Der Versuch der Grünen, sich als frisch, jung und verändernd zu präsentieren, ist bei den Wählerinnen und Wählern wohl angekommen. Das Umweltthema bewegt viele, und hier konnten sich die Grünen offensichtlich als der Sachwalter darstellen. Dabei trat ihre bellizistische Grundhaltung in den Hintergrund. Im Gegensatz zur FDP profitieren die Grünen noch von ihrem Booster durch den Erfolg bei der Bundestagswahl.
Sie haben sich endgültig von eine Friedens- und Umweltpartei in eine Partei der „bürgerlichen Mitte“ gewandelt, in der das junge Bürgertum sich wiederfindet und seine Interessen gesichert sieht, inklusive der Waffenlieferungen und dem Eintreten für ein starkes Europa, in dem Deutschland federführend ist.
Auch wenn wir die Entwicklung, die die Partei „Die Linke“ nimmt, bedauern, gilt es festzustellen, dass sie sich weiter diskreditiert. Nachdem sie ja bereits im letzten Landtag nicht vertreten war, hat sie bei dieser Wahl ihren Stimmenanteil noch einmal halbiert. Da hat auch kaum geholfen, dass sich die PdL gerade in NRW nach wie vor als die Partei präsentiert, die wenigstens noch ansatzweise die Interessen der „kleinen Leute“ vertritt. Angesichts der Entwicklung der Gesamtpartei glauben die Wähler es ihr nicht mehr und sehen sie als eine Partei wie alle anderen.
Die AfD hat zwar Verluste zu verzeichnen, ist aber immer noch im Landtag vertreten. Offensichtlich brauchen die Herrschenden zur Zeit diese Scharnierpartei zur extremen Rechten nicht mehr so dringend, da sie ihre Interessen sicher bei SPD, Grünen und CDU aufgehoben glauben, die in der momentanen Situation scheinbar ihre Integrationskraft zurückgewonnen haben.

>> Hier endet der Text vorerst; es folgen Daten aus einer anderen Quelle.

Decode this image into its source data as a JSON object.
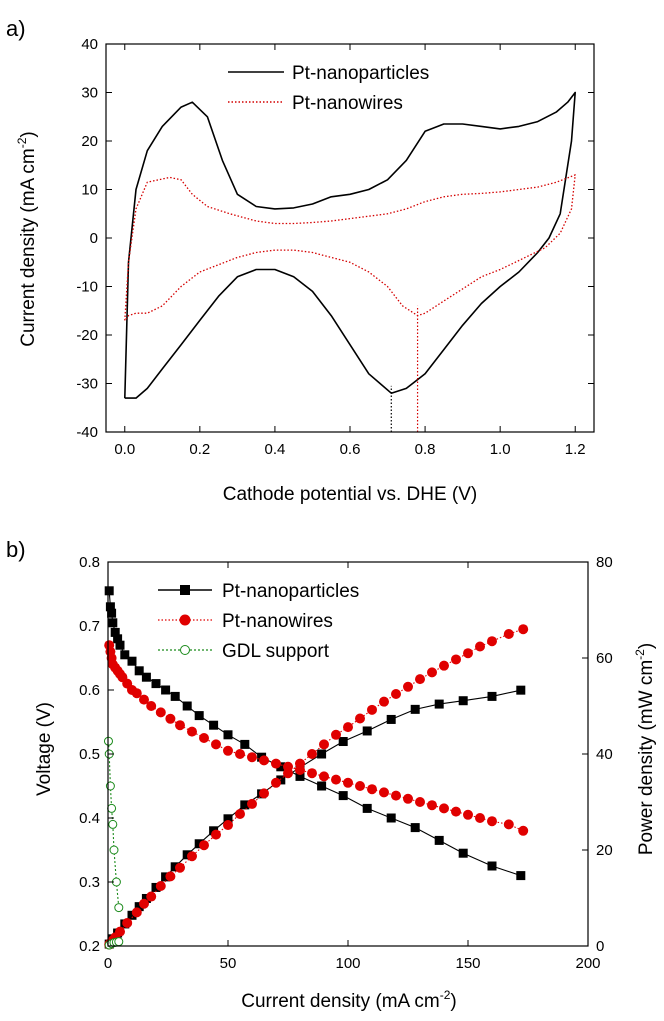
{
  "chart_data": [
    {
      "type": "line",
      "panel_label": "a)",
      "xlabel": "Cathode potential vs. DHE (V)",
      "ylabel": "Current density (mA cm",
      "ylabel_sup": "-2",
      "ylabel_end": ")",
      "xlim": [
        -0.05,
        1.25
      ],
      "ylim": [
        -40,
        40
      ],
      "xticks": [
        0.0,
        0.2,
        0.4,
        0.6,
        0.8,
        1.0,
        1.2
      ],
      "yticks": [
        -40,
        -30,
        -20,
        -10,
        0,
        10,
        20,
        30,
        40
      ],
      "xtick_labels": [
        "0.0",
        "0.2",
        "0.4",
        "0.6",
        "0.8",
        "1.0",
        "1.2"
      ],
      "ytick_labels": [
        "-40",
        "-30",
        "-20",
        "-10",
        "0",
        "10",
        "20",
        "30",
        "40"
      ],
      "legend": "top-right",
      "series": [
        {
          "name": "Pt-nanoparticles",
          "color": "#000000",
          "style": "solid",
          "x": [
            0.0,
            0.01,
            0.03,
            0.06,
            0.1,
            0.15,
            0.18,
            0.22,
            0.26,
            0.3,
            0.35,
            0.4,
            0.45,
            0.5,
            0.55,
            0.6,
            0.65,
            0.7,
            0.75,
            0.8,
            0.85,
            0.9,
            0.95,
            1.0,
            1.05,
            1.1,
            1.15,
            1.18,
            1.2,
            1.19,
            1.16,
            1.13,
            1.1,
            1.05,
            1.0,
            0.95,
            0.9,
            0.85,
            0.8,
            0.75,
            0.71,
            0.65,
            0.6,
            0.55,
            0.5,
            0.45,
            0.4,
            0.35,
            0.3,
            0.25,
            0.2,
            0.15,
            0.1,
            0.06,
            0.03,
            0.01,
            0.0
          ],
          "y": [
            -33,
            -5,
            10,
            18,
            23,
            27,
            28,
            25,
            16,
            9,
            6.5,
            6,
            6.2,
            7,
            8.5,
            9,
            10,
            12,
            16,
            22,
            23.5,
            23.5,
            23,
            22.5,
            23,
            24,
            26,
            28,
            30,
            20,
            5,
            0,
            -3,
            -7,
            -10,
            -13.5,
            -18,
            -23,
            -28,
            -31,
            -32,
            -28,
            -22,
            -16,
            -11,
            -8,
            -6.5,
            -6.5,
            -8,
            -12,
            -17,
            -22,
            -27,
            -31,
            -33,
            -33,
            -33
          ]
        },
        {
          "name": "Pt-nanowires",
          "color": "#d40000",
          "style": "dotted",
          "x": [
            0.0,
            0.01,
            0.03,
            0.06,
            0.09,
            0.12,
            0.15,
            0.18,
            0.22,
            0.28,
            0.35,
            0.4,
            0.45,
            0.5,
            0.55,
            0.6,
            0.65,
            0.7,
            0.75,
            0.8,
            0.85,
            0.9,
            0.95,
            1.0,
            1.05,
            1.1,
            1.15,
            1.2,
            1.19,
            1.16,
            1.12,
            1.08,
            1.04,
            1.0,
            0.95,
            0.9,
            0.85,
            0.8,
            0.78,
            0.74,
            0.7,
            0.65,
            0.6,
            0.55,
            0.5,
            0.45,
            0.4,
            0.35,
            0.3,
            0.25,
            0.2,
            0.15,
            0.1,
            0.06,
            0.03,
            0.01,
            0.0
          ],
          "y": [
            -17,
            -5,
            6,
            11.5,
            12,
            12.5,
            12,
            9,
            6.5,
            5,
            3.5,
            3,
            3,
            3.2,
            3.5,
            4,
            4.5,
            5,
            6,
            7.5,
            8.5,
            9,
            9.2,
            9.5,
            10,
            10.5,
            11.5,
            13,
            6,
            1,
            -2,
            -3.5,
            -5,
            -6.5,
            -8,
            -10.5,
            -13,
            -15.5,
            -16,
            -14,
            -10,
            -7,
            -5,
            -4,
            -3,
            -2.5,
            -2.5,
            -3,
            -4,
            -5.5,
            -7,
            -10,
            -14,
            -15.5,
            -15.5,
            -16,
            -17
          ]
        }
      ],
      "markers": [
        {
          "x": 0.71,
          "y_from": -40,
          "y_to": -30.5,
          "color": "#000000"
        },
        {
          "x": 0.78,
          "y_from": -40,
          "y_to": -14,
          "color": "#d40000"
        }
      ]
    },
    {
      "type": "line",
      "panel_label": "b)",
      "xlabel": "Current density (mA cm",
      "xlabel_sup": "-2",
      "xlabel_end": ")",
      "ylabel": "Voltage (V)",
      "y2label": "Power density (mW cm",
      "y2label_sup": "-2",
      "y2label_end": ")",
      "xlim": [
        0,
        200
      ],
      "ylim": [
        0.2,
        0.8
      ],
      "y2lim": [
        0,
        80
      ],
      "xticks": [
        0,
        50,
        100,
        150,
        200
      ],
      "yticks": [
        0.2,
        0.3,
        0.4,
        0.5,
        0.6,
        0.7,
        0.8
      ],
      "y2ticks": [
        0,
        20,
        40,
        60,
        80
      ],
      "xtick_labels": [
        "0",
        "50",
        "100",
        "150",
        "200"
      ],
      "ytick_labels": [
        "0.2",
        "0.3",
        "0.4",
        "0.5",
        "0.6",
        "0.7",
        "0.8"
      ],
      "y2tick_labels": [
        "0",
        "20",
        "40",
        "60",
        "80"
      ],
      "legend": "top-center",
      "series": [
        {
          "name": "Pt-nanoparticles",
          "color": "#000000",
          "marker": "square-filled",
          "axis": "left",
          "x": [
            0.5,
            1,
            1.5,
            2,
            3,
            4,
            5,
            7,
            10,
            13,
            16,
            20,
            24,
            28,
            33,
            38,
            44,
            50,
            57,
            64,
            72,
            80,
            89,
            98,
            108,
            118,
            128,
            138,
            148,
            160,
            172
          ],
          "y": [
            0.755,
            0.73,
            0.72,
            0.705,
            0.69,
            0.68,
            0.67,
            0.655,
            0.645,
            0.63,
            0.62,
            0.61,
            0.6,
            0.59,
            0.575,
            0.56,
            0.545,
            0.53,
            0.515,
            0.495,
            0.48,
            0.465,
            0.45,
            0.435,
            0.415,
            0.4,
            0.385,
            0.365,
            0.345,
            0.325,
            0.31
          ]
        },
        {
          "name": "Pt-nanoparticles",
          "color": "#000000",
          "marker": "square-filled",
          "axis": "right",
          "x": [
            0.5,
            2,
            4,
            7,
            10,
            13,
            16,
            20,
            24,
            28,
            33,
            38,
            44,
            50,
            57,
            64,
            72,
            80,
            89,
            98,
            108,
            118,
            128,
            138,
            148,
            160,
            172
          ],
          "y": [
            0.4,
            1.5,
            2.7,
            4.6,
            6.4,
            8.2,
            9.9,
            12.2,
            14.4,
            16.5,
            19,
            21.3,
            24,
            26.5,
            29.4,
            31.7,
            34.6,
            37.2,
            40,
            42.6,
            44.8,
            47.2,
            49.3,
            50.4,
            51.1,
            52,
            53.3
          ]
        },
        {
          "name": "Pt-nanowires",
          "color": "#e00000",
          "marker": "circle-filled",
          "axis": "left",
          "x": [
            0.5,
            1,
            1.5,
            2,
            3,
            4,
            5,
            6,
            8,
            10,
            12,
            15,
            18,
            22,
            26,
            30,
            35,
            40,
            45,
            50,
            55,
            60,
            65,
            70,
            75,
            80,
            85,
            90,
            95,
            100,
            105,
            110,
            115,
            120,
            125,
            130,
            135,
            140,
            145,
            150,
            155,
            160,
            167,
            173
          ],
          "y": [
            0.67,
            0.66,
            0.65,
            0.64,
            0.635,
            0.63,
            0.625,
            0.62,
            0.61,
            0.6,
            0.595,
            0.585,
            0.575,
            0.565,
            0.555,
            0.545,
            0.535,
            0.525,
            0.515,
            0.505,
            0.5,
            0.495,
            0.49,
            0.485,
            0.48,
            0.475,
            0.47,
            0.465,
            0.46,
            0.455,
            0.45,
            0.445,
            0.44,
            0.435,
            0.43,
            0.425,
            0.42,
            0.415,
            0.41,
            0.405,
            0.4,
            0.395,
            0.39,
            0.38
          ]
        },
        {
          "name": "Pt-nanowires",
          "color": "#e00000",
          "marker": "circle-filled",
          "axis": "right",
          "x": [
            0.5,
            1,
            2,
            3,
            5,
            8,
            12,
            15,
            18,
            22,
            26,
            30,
            35,
            40,
            45,
            50,
            55,
            60,
            65,
            70,
            75,
            80,
            85,
            90,
            95,
            100,
            105,
            110,
            115,
            120,
            125,
            130,
            135,
            140,
            145,
            150,
            155,
            160,
            167,
            173
          ],
          "y": [
            0.3,
            0.6,
            1.2,
            1.8,
            3,
            4.8,
            7,
            8.8,
            10.3,
            12.5,
            14.5,
            16.3,
            18.7,
            21,
            23.2,
            25.2,
            27.5,
            29.6,
            31.8,
            34,
            36,
            38,
            40,
            42,
            44,
            45.6,
            47.4,
            49.2,
            50.9,
            52.5,
            54,
            55.6,
            57,
            58.4,
            59.7,
            61,
            62.4,
            63.5,
            65,
            66
          ]
        },
        {
          "name": "GDL support",
          "color": "#1a8a1a",
          "marker": "circle-open",
          "axis": "left",
          "x": [
            0.2,
            0.5,
            1,
            1.5,
            2,
            2.5,
            3.5,
            4.5
          ],
          "y": [
            0.52,
            0.5,
            0.45,
            0.415,
            0.39,
            0.35,
            0.3,
            0.26
          ]
        },
        {
          "name": "GDL support",
          "color": "#1a8a1a",
          "marker": "circle-open",
          "axis": "right",
          "x": [
            0.5,
            1.5,
            2.5,
            3.5,
            4.5
          ],
          "y": [
            0.2,
            0.5,
            0.7,
            0.8,
            0.9
          ]
        }
      ]
    }
  ]
}
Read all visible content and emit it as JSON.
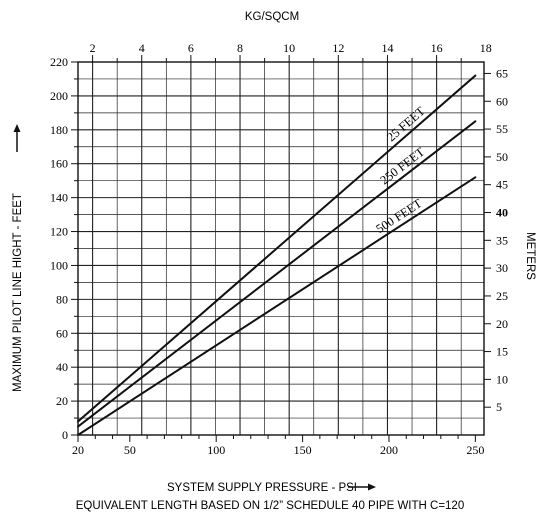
{
  "chart_data": {
    "type": "line",
    "top_axis_label": "KG/SQCM",
    "xlabel": "SYSTEM SUPPLY PRESSURE - PSI",
    "subtitle": "EQUIVALENT LENGTH BASED ON 1/2” SCHEDULE 40 PIPE WITH C=120",
    "ylabel": "MAXIMUM PILOT LINE HIGHT - FEET",
    "right_axis_label": "METERS",
    "xlim": [
      20,
      255
    ],
    "ylim": [
      0,
      220
    ],
    "x_ticks": [
      "20",
      "50",
      "100",
      "150",
      "200",
      "250"
    ],
    "x_tick_values": [
      20,
      50,
      100,
      150,
      200,
      250
    ],
    "y_ticks": [
      "0",
      "20",
      "40",
      "60",
      "80",
      "100",
      "120",
      "140",
      "160",
      "180",
      "200",
      "220"
    ],
    "y_tick_values": [
      0,
      20,
      40,
      60,
      80,
      100,
      120,
      140,
      160,
      180,
      200,
      220
    ],
    "top_ticks": [
      "2",
      "4",
      "6",
      "8",
      "10",
      "12",
      "14",
      "16",
      "18"
    ],
    "top_tick_values": [
      2,
      4,
      6,
      8,
      10,
      12,
      14,
      16,
      18
    ],
    "right_ticks": [
      "5",
      "10",
      "15",
      "20",
      "25",
      "30",
      "35",
      "40",
      "45",
      "50",
      "55",
      "60",
      "65"
    ],
    "right_tick_values": [
      5,
      10,
      15,
      20,
      25,
      30,
      35,
      40,
      45,
      50,
      55,
      60,
      65
    ],
    "grid": true,
    "series": [
      {
        "name": "25 FEET",
        "x": [
          20,
          250
        ],
        "y": [
          8,
          212
        ]
      },
      {
        "name": "250 FEET",
        "x": [
          20,
          250
        ],
        "y": [
          5,
          185
        ]
      },
      {
        "name": "500 FEET",
        "x": [
          20,
          250
        ],
        "y": [
          0,
          152
        ]
      }
    ],
    "colors": {
      "line": "#111111",
      "grid": "#222222",
      "background": "#ffffff"
    }
  }
}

Dass die DKP keine wahlpolitischen Bäume ausreißen wird, war von Beginn an klar. Trotzdem stellen wir erfreut fest, dass sich bei einem Zuwachst landesweit von etwa 7,5 Prozent im Vergleich zur letzten Landtagswahl unsere Stimmenbasis stabilisiert hat, auch wenn das absolute Stimmenergebnis unbefriedigend bleibt. Die Ergebnisse in den einzelnen Wahlkreisen spiegeln diese Entwicklung sehr unterschiedlich wieder und zumindest ein erster Überblick bestätigt, dass die Kreise und Gruppen, die einen aktiven Wahlkampf auf der Straße geführt haben, überproportional zu dieser Entwicklung beigetragen haben.
Schlussfolgerungen
- Zu erwarten ist jetzt eine CDU-Grüne-Landesregierung, was bedeutet, dass es nicht nur keine Verbesserung für die der Arbeiterklasse geben wird, sondern im Gegenteil eine verstärkte Abwälzung der Krisenlasten auf die Klasse. Die Orientierung auf eine Verschärfung des reaktionären Staatsumbaus wird sich verstärken. Es steht zu befürchten, dass NRW zu einem hochgerüsteten vorrangigen NATO-Stützpunkt ausgebaut wird, von dem aus vor allem der NATO-Cyberkrieg koordiniert wird.
- Trotz aller Anfeindungen hat der Wahlkampf gezeigt, dass wir mit einigen unseren Forderungen (z.B. Stopp von Waffenlieferungen) und unserer Konzentration auf soziale Fragen (Energiepreis-Stopp) ein Alleinstellungsmerkmal haben, dass bei einigen Teilen der Bevölkerung wertgeschätzt wird. Es gilt also, die Präsenz im öffentlichen Raum aufrechtzuerhalten beziehungsweise auszubauen.
- Dies gilt auch für die aktuellen Tarifauseinandersetzungen, die wir aktiv unterstützen, vor allem die Kolleginnen und Kollegen an den Unikliniken, die für Entlastung streiken und die Kolleginnen und Kollegen im Sozial- und Erziehungsdienst. Die weiteren anstehenden Tarifauseinandersetzungen (Stahl und M+E) werden vor dem Hintergrund der aktuellen Inflation eine neue Dynamik bekommen, die wir begleiten werden.
- All dies verbinden wir am besten mit der Werbung für unser (wenn auch anders gestaltetes) Pressefest, denn ein Fest für den Frieden braucht es in diesen Zeiten mehr denn je.
- Wir werden diese Aufgaben nutzen, um mehr zu werden, denn eines hat diese Landtagswahl deutlich gezeigt: Die Unzufriedenheit vieler Menschen mit den „Lösungen“, wie sie die Herrschenden anbieten, wächst. Noch schlägt sie wieder in Wahlverdrossenheit um. Dass sie sich in Widerstand verwandelt, ist Aufgabe einer starken, gut aufgestellten kommunistischen Partei.